None of us replace graphology with the traditional interview and hiring process. Rather, we use this non-traditional method as an additional tool. It's far from perfect, and we Americans who like our scientific data, can get a little squeamish about graphology. But, if use appropriately, it can help both the employer and employee tremendously.

Let me give you an example.

Richard Horowitz is one of the principals of Horowitz & Firestone Management Brokers, Inc. He has been successfully using graphology in his hiring for over 25 years. When we were talking, he shared with us, “It costs me $15-25,000 to hire a $50,000/year employee. That’s a big investment to lose if you hire the wrong person.”

Richard told us a powerful story.

One applicant’s handwriting analysis revealed a complex list of pros and cons. “We were told she didn’t have a super high IQ, but that she was sharp and valued doing things very quickly. She’ll make a lot of mistakes, but once she learns the job, we’d get the speed back without any mistakes. She’ll call in sick more than we’ll be happy with, but not enough to not fire her. She’ll also get along well with the other people in the office,” Richard said.

They went ahead and hired her, and Richard says she was exactly what her analysis said she would be. “She did make a lot of mistakes at first, but she did pick things up quickly and never made the same mistake twice. And yes, she did call in sick more than I was happy with - 60 times in the 5 years she worked for us,” he notes. Richard told us that she's a great employee and he doesn't regret hiring her for a moment.

Graphology helped Richard see the bigger picture of his potential employee's strengths and weaknesses. He could have easily been swayed by references who spoke about how often she called in sick in previous positions due to his own personal biases and judgments towards people like that.

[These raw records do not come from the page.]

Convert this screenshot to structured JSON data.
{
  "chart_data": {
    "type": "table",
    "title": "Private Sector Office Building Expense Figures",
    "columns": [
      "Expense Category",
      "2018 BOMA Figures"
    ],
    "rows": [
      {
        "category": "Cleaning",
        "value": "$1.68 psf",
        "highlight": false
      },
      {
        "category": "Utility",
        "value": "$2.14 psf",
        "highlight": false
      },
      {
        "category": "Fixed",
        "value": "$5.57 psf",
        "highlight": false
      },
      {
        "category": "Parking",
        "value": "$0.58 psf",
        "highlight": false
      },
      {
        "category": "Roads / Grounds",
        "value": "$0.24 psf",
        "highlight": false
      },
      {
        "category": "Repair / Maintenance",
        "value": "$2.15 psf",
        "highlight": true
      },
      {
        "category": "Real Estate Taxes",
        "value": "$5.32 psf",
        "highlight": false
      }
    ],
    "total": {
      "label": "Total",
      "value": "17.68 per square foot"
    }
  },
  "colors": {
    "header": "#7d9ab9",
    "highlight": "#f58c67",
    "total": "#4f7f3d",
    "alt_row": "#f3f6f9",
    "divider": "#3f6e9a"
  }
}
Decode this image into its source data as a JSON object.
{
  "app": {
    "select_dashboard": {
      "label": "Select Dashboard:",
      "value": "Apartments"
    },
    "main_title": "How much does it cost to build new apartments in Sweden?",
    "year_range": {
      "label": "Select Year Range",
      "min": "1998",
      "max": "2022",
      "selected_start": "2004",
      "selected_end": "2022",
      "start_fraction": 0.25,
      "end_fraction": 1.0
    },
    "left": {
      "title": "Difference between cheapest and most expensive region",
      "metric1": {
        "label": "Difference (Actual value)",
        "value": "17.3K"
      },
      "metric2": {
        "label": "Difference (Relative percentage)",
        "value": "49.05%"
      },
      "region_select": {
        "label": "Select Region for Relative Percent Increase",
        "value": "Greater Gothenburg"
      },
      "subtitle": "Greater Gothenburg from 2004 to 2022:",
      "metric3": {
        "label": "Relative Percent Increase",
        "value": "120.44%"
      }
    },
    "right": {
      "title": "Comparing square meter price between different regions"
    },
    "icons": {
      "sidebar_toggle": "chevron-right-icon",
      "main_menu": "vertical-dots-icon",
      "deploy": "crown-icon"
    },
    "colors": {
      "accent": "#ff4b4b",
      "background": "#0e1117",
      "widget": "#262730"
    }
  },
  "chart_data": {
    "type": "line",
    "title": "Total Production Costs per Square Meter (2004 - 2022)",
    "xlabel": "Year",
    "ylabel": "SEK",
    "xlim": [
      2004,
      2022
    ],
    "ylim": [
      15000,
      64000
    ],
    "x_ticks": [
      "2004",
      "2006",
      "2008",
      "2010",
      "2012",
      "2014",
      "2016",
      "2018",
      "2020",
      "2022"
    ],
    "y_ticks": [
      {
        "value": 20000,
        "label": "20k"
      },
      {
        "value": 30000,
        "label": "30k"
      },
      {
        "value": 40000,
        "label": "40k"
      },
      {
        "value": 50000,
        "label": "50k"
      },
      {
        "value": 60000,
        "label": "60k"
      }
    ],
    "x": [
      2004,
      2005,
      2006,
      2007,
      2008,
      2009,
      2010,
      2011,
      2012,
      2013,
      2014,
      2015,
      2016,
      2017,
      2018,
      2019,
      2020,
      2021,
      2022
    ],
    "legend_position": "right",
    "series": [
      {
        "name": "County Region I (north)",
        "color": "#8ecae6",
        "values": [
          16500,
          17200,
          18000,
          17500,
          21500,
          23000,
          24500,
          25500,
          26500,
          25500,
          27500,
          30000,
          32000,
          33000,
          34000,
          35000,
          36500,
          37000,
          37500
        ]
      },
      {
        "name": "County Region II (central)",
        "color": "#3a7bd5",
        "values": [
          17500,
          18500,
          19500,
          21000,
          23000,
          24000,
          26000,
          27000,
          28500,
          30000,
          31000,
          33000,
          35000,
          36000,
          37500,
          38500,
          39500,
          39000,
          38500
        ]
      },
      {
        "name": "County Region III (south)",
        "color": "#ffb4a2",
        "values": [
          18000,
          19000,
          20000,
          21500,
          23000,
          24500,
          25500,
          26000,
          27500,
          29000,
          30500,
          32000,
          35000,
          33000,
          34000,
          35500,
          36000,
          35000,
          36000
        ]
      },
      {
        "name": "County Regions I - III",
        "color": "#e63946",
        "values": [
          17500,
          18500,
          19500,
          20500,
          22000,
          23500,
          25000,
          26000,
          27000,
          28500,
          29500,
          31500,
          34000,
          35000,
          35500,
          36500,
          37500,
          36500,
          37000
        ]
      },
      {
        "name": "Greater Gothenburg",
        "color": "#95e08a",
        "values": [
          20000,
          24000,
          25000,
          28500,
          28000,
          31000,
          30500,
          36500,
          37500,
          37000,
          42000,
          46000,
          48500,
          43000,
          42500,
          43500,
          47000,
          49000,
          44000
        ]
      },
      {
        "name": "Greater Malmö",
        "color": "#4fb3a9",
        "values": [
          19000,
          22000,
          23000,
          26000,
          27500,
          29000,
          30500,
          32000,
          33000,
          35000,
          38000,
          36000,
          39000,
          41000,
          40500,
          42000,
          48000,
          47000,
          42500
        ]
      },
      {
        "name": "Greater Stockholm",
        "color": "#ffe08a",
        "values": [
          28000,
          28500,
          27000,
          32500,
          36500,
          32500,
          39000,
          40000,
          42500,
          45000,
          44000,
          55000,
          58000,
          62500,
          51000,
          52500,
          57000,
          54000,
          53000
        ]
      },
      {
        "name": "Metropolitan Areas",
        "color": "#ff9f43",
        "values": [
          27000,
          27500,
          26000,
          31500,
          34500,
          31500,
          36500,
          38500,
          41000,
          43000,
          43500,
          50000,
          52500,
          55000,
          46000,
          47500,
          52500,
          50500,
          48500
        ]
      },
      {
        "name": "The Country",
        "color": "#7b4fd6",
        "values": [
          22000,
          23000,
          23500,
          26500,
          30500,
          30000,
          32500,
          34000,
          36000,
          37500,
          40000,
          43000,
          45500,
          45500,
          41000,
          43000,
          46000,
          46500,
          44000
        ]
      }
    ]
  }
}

This not only enabled him to see past that one weakness, but also helped him manage his expectations once he hired her.

*If you would like a sneak peek into the power of graphology for your business, CLICK HERE to get the name of the amazing guy that Richard and I use and you can check it out for yourself. (He doesn't want his name online.)*  

Here's where the true power of graphology lies. It enables you not only to hire the right person, but it gives you insights into where that employee would be best suited in your company and how to play to his or her strengths.

Richard shared the story of one hire he made for a relatively low-level position. The handwriting analysis revealed that if hired, this employee would not work well under pressure. Richard didn’t see this as a deal-breaker because of the nature of position. Five or six months after hiring her, something came up and Richard tried to throw some time-sensitive work at this employee.

“It was a disaster. She couldn’t do it. She got so flustered. It was such a mess I had to cancel my appointment,” Richard says.

But instead of considering that situation the employee’s fault, Richard considered it his failing.

Because he had the insight into that employee from the handwriting analysis, Richard says he mishandled the situation. “I knew I shouldn’t have handed something high-pressure to her. I knew that, I had that information from the analysis, and I did it anyway. That wasn’t her fault, that was mine.”


If you find yourself feeling stuck that you can't find "the right guy", give these a whirl:

1. Revisit your current employees and ask yourself how you can train them into bigger and better positions.

2. If that's not your answer, then take a deep hard look at how you're viewing applicants. Are you missing out on talent because of your own biases and judgments? I personally, and thousands of companies across the world have seen the power of graphology in getting over these biases when hiring. Be a little unorthodox and give it a shot. I think you'll be pleasantly surprised.

               *To get our FREE report on The 12 Vital Traits to Know About Your Job Applicant and to learn how graphology can uncover many of those traits, CLICK HERE. These are traits you want to get a handle on, whether you use graphology or not.*

Warning: Graphology is just another tool. It's not the end-all, be-all solution, and should be used in conjunction with other assessments, hiring best practices, and screening methods to verify any new hire or applicant.